I was allowed to be in this room, but it gave him chills to stand there and see the big beg with rustled white sheets and pressed down pillows. Why was I in the room? There was nothing I needed, or wanted. I never searched the room for Christmas presents in December because I thought Santa was real. I thought this because both my father and my mother told me this and they never agreed on anything. The room was dark except for the lights in the hall, which cast eerie shadows on the walls and made the woman’s face in portrait by the door seem ghoulish. I hated that portrait. I wished I could pull it from the wall and stamp on it and say the housekeeper did it. Then she would be fired and no one would rearrange his socks the wrong way anymore.

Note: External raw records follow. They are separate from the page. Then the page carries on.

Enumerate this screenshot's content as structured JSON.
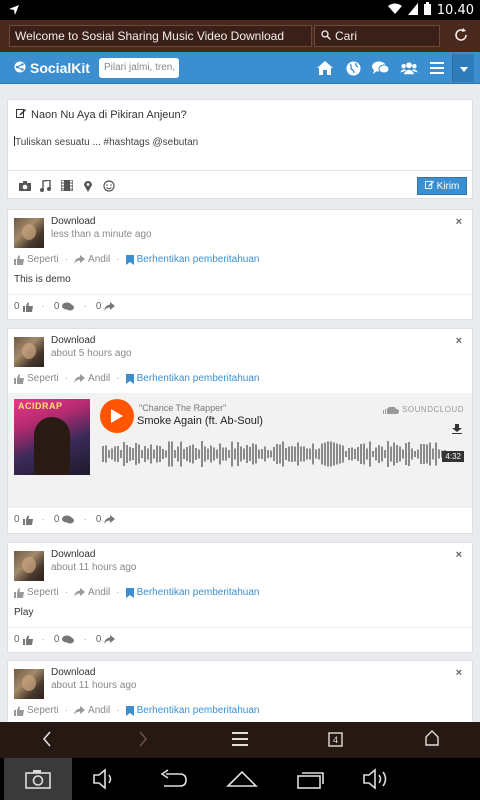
{
  "status": {
    "time": "10.40"
  },
  "browser": {
    "url_text": "Welcome to Sosial Sharing Music Video Download",
    "search_label": "Cari"
  },
  "app": {
    "brand": "SocialKit",
    "search_placeholder": "Pilari jalmi, tren,"
  },
  "composer": {
    "title": "Naon Nu Aya di Pikiran Anjeun?",
    "placeholder": "Tuliskan sesuatu ... #hashtags @sebutan",
    "send_label": "Kirim"
  },
  "labels": {
    "like": "Seperti",
    "share": "Andil",
    "unfollow": "Berhentikan pemberitahuan",
    "close": "×"
  },
  "posts": [
    {
      "author": "Download",
      "time": "less than a minute ago",
      "text": "This is demo",
      "likes": "0",
      "comments": "0",
      "shares": "0"
    },
    {
      "author": "Download",
      "time": "about 5 hours ago",
      "likes": "0",
      "comments": "0",
      "shares": "0",
      "embed": {
        "artist": "\"Chance The Rapper\"",
        "track": "Smoke Again (ft. Ab-Soul)",
        "provider": "SOUNDCLOUD",
        "duration": "4:32",
        "album_art_text": "ACIDRAP"
      }
    },
    {
      "author": "Download",
      "time": "about 11 hours ago",
      "text": "Play",
      "likes": "0",
      "comments": "0",
      "shares": "0"
    },
    {
      "author": "Download",
      "time": "about 11 hours ago"
    }
  ],
  "navbar": {
    "tabs_count": "4"
  }
}
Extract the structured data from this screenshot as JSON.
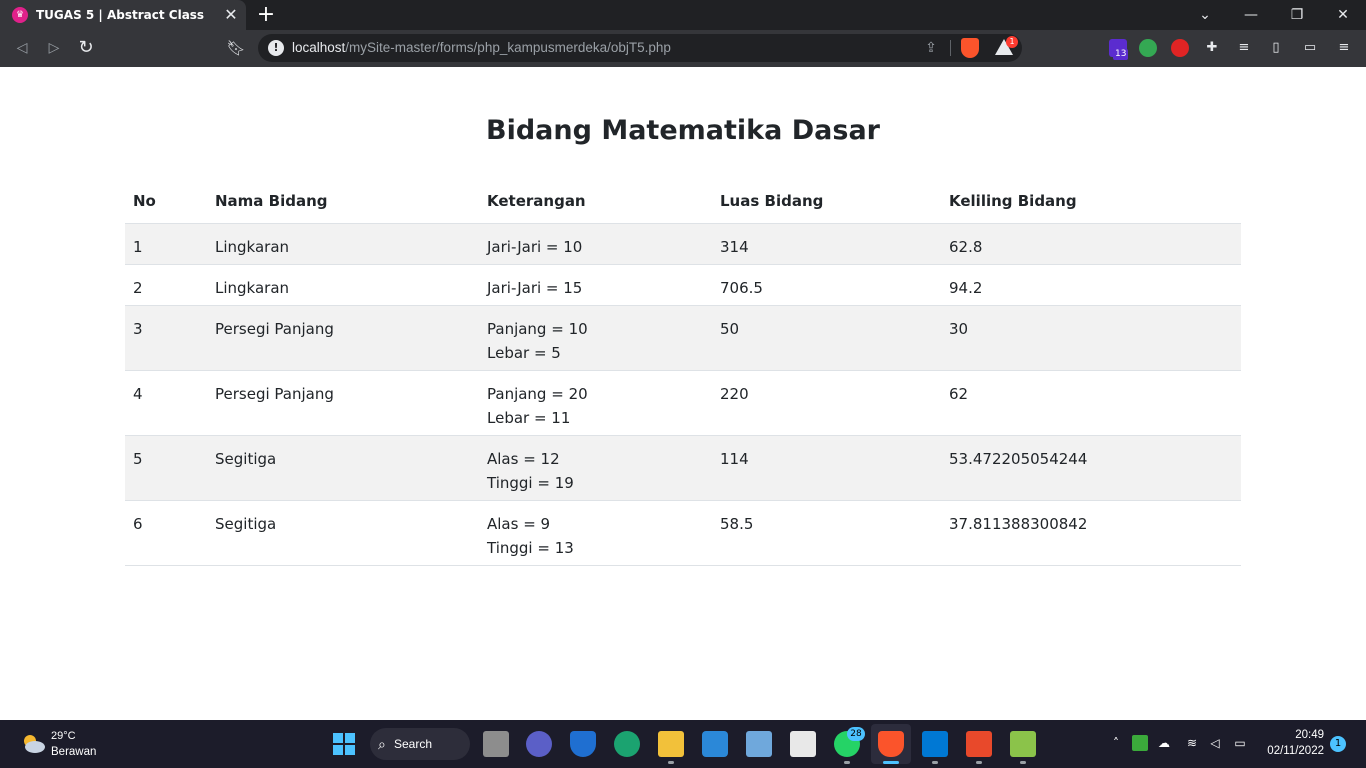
{
  "browser": {
    "tab": {
      "title": "TUGAS 5 | Abstract Class"
    },
    "url": {
      "host": "localhost",
      "path": "/mySite-master/forms/php_kampusmerdeka/objT5.php"
    },
    "rewards_badge": "1",
    "extension_badge": "13"
  },
  "page": {
    "title": "Bidang Matematika Dasar",
    "table": {
      "headers": [
        "No",
        "Nama Bidang",
        "Keterangan",
        "Luas Bidang",
        "Keliling Bidang"
      ],
      "rows": [
        {
          "no": "1",
          "nama": "Lingkaran",
          "ket1": "Jari-Jari = 10",
          "ket2": "",
          "luas": "314",
          "keliling": "62.8"
        },
        {
          "no": "2",
          "nama": "Lingkaran",
          "ket1": "Jari-Jari = 15",
          "ket2": "",
          "luas": "706.5",
          "keliling": "94.2"
        },
        {
          "no": "3",
          "nama": "Persegi Panjang",
          "ket1": "Panjang = 10",
          "ket2": "Lebar = 5",
          "luas": "50",
          "keliling": "30"
        },
        {
          "no": "4",
          "nama": "Persegi Panjang",
          "ket1": "Panjang = 20",
          "ket2": "Lebar = 11",
          "luas": "220",
          "keliling": "62"
        },
        {
          "no": "5",
          "nama": "Segitiga",
          "ket1": "Alas = 12",
          "ket2": "Tinggi = 19",
          "luas": "114",
          "keliling": "53.472205054244"
        },
        {
          "no": "6",
          "nama": "Segitiga",
          "ket1": "Alas = 9",
          "ket2": "Tinggi = 13",
          "luas": "58.5",
          "keliling": "37.811388300842"
        }
      ]
    }
  },
  "taskbar": {
    "weather": {
      "temp": "29°C",
      "desc": "Berawan"
    },
    "search_label": "Search",
    "whatsapp_badge": "28",
    "clock": {
      "time": "20:49",
      "date": "02/11/2022"
    },
    "notification_count": "1"
  }
}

Turning away from the portrait, and the big bed with tangled sheets, I faced the window. The window looked out on the house across the way: far enough to feel separate but close enough to feel secure. Then seconds later a light clicked on in the house, a bathroom. It was dark outside, and the light made the room look as clear as a television screen. The room had white tiles just like his and a bathtub just like his. A man entered the room. The man was his neighbor. I wondered if the man listened to the sound of falling water and if it calmed him, too. I watched as the man started to do something. I didn’t know what the man was doing but it made me sick to my stomach. The man smiled like the woman in the portrait.

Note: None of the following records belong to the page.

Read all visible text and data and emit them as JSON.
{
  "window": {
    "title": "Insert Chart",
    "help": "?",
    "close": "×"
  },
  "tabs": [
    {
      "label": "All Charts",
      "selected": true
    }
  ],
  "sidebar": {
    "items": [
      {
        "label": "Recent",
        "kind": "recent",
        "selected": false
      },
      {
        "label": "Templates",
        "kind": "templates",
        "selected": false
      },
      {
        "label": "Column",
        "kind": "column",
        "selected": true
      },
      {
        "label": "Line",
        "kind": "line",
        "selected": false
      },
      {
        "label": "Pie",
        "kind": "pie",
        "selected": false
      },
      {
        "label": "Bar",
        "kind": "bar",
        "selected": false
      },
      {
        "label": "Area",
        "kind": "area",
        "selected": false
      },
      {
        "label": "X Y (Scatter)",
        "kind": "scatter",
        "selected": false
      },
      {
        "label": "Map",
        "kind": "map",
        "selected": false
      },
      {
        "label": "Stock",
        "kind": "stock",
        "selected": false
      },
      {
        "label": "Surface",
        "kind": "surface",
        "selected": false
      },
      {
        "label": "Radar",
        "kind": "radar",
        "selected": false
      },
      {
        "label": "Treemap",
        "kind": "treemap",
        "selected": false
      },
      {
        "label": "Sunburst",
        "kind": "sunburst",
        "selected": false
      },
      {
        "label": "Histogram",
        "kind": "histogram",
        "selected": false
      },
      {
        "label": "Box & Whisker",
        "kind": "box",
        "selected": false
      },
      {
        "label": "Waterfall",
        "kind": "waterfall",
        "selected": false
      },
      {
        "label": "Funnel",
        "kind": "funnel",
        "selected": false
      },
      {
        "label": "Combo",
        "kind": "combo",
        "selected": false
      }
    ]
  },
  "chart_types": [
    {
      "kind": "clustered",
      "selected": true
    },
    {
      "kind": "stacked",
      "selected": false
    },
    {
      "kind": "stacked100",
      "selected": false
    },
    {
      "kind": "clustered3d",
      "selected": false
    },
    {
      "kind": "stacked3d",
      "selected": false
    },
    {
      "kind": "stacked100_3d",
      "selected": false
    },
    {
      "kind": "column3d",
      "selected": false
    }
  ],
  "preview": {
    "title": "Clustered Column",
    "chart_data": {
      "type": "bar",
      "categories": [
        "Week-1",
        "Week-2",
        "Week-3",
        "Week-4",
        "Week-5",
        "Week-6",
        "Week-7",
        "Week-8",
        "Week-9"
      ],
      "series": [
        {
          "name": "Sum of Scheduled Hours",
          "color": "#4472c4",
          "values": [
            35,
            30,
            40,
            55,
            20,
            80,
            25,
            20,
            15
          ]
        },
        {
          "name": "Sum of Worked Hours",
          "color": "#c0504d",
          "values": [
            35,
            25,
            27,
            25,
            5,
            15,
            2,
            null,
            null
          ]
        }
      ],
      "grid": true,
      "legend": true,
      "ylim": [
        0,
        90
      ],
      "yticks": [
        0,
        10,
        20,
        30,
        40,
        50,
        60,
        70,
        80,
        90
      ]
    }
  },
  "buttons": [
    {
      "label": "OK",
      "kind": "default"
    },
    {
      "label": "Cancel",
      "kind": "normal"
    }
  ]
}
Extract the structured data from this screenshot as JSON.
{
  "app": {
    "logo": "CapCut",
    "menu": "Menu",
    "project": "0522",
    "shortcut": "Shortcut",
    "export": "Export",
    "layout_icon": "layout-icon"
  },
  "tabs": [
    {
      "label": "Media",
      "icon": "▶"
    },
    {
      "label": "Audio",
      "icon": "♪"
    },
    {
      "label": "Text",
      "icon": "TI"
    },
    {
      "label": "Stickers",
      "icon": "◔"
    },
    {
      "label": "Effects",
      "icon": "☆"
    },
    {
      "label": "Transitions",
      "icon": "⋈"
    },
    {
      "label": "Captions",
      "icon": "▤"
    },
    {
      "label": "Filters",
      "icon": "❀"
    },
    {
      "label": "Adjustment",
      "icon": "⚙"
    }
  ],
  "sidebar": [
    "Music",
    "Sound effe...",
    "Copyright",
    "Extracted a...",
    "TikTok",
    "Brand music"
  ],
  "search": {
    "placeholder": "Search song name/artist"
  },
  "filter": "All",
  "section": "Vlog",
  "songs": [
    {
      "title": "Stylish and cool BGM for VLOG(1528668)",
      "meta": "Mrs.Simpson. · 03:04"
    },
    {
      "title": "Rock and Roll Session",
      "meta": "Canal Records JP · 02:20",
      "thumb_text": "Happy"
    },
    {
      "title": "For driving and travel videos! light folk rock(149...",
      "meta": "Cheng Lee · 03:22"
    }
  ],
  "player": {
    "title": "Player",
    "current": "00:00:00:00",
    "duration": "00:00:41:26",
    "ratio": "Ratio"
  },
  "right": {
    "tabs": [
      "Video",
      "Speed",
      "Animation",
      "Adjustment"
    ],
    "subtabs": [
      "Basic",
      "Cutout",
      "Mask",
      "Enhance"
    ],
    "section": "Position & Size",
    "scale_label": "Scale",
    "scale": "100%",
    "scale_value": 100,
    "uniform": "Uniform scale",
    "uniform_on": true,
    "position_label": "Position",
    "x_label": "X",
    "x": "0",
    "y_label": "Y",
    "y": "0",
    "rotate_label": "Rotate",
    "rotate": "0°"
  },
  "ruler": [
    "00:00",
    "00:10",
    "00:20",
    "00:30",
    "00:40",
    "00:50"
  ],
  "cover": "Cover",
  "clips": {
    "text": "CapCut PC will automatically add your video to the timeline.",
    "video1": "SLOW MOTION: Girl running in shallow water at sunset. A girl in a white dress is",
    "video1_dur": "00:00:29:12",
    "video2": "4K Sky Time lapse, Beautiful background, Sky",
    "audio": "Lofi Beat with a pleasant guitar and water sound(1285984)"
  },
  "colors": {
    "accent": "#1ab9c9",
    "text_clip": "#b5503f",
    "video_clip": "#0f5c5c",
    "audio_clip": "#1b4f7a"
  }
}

It was then, gazing from window to window, house to house, I realized how exposed we all were. How even when we went into the one place we thought was private there was someone watching: across the way, or above, or below, or peeking through the drain in the bathtub, like I nightmared about when I was younger. We were all voyeurs too, whether we knew it, or liked it, or not. I took one more look, imprinting the scene in my mind forever, and fled the bedroom. Entering the hall, I yearend desperately for the calming bathtub faucet, with its gentle, dripping water. But I knew I would never retreat to the bathroom again. I never wanted to be like the smiling man alone in the bathroom. Alone, but not private. Instead I sought my family, my loud, large family. With this in mind I took one last look in the darkened bedroom, at the big messy bed, at the portrait of the grinning lady, and at the window with its view of his neighbors house. I glanced in my bathroom down the hall, and marched down the stairs, into the dazzling noise.